Data scientists must always remember that data sets are not objective - they are selected, collected, filtered, structured and analyzed by human design. Naked and hidden biases in selecting, collecting, structuring and analyzing data present serious risks.
For example, a recent Wall Street Journal article entitled "Tweets Provide New Way to Gauge TV Audiences" provides evidence of a disconnect between mainstream viewers and folks who use Twitter. The chart above shows the disconnect between the most popular and most tweeted shows - the most tweeted show is not a top ten show.
While Twitter data can be useful for detecting trends and sentiments for certain areas (e.g., disease surveillance, natural disaster surveillance, product sentiments, financial trading, politics) in limited circumstances using scientific methods, it can also mislead and present a false view of reality.
At this time, Twitter demographics do not mirror the population as a whole. The number of folks tweeting about a subject can be small yet vocal and that is problematic when attempting to interpret data and evidence. Data scientists need to avoid the following data science sins when interpreting data:
1. Sampling bias: systematic error due to a non-random sample of a population, causing some members of the population to be less likely to be included than others, resulting in a biased sample - skewing the sampling of data sets toward subgroups of the population most relevant to the initial scope of data science project, thereby making it unlikely that you will uncover any meaningful correlations that may apply to other segments.

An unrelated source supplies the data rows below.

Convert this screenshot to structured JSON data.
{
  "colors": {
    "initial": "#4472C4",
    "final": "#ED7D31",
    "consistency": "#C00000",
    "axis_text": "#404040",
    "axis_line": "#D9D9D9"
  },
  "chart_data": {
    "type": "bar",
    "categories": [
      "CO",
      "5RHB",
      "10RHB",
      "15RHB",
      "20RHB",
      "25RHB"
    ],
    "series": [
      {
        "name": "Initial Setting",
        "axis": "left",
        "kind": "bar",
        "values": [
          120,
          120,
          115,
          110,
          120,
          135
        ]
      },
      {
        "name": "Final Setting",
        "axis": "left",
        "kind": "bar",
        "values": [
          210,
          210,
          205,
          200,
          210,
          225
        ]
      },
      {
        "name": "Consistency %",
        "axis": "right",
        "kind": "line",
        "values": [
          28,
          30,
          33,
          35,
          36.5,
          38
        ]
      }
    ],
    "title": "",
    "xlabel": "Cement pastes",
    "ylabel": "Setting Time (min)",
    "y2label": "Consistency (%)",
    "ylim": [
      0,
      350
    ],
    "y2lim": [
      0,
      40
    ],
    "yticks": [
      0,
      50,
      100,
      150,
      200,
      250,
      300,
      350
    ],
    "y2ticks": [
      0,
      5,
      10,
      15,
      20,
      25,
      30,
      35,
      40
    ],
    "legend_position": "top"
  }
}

2. Data Dredging bias: using regression techniques that may find correlations in small or some samples - but that may not be statistically significant in the wider population.
3. Data selection bias: skewing selection of data sources to most available, convenient and cost-effective, in contrast to being most valid and relevant for specific study. Data scientists have budget, data source and time limits - and thus may introduce unconscious bias in data sets able to select and those excluded.
The Twitter data lesson is that data scientists need to be scrupulous about using the scientific method when interpreting data and evidence to avoid creating an illusion of reality and thus causing consumers of data science to potentially make bad decisions.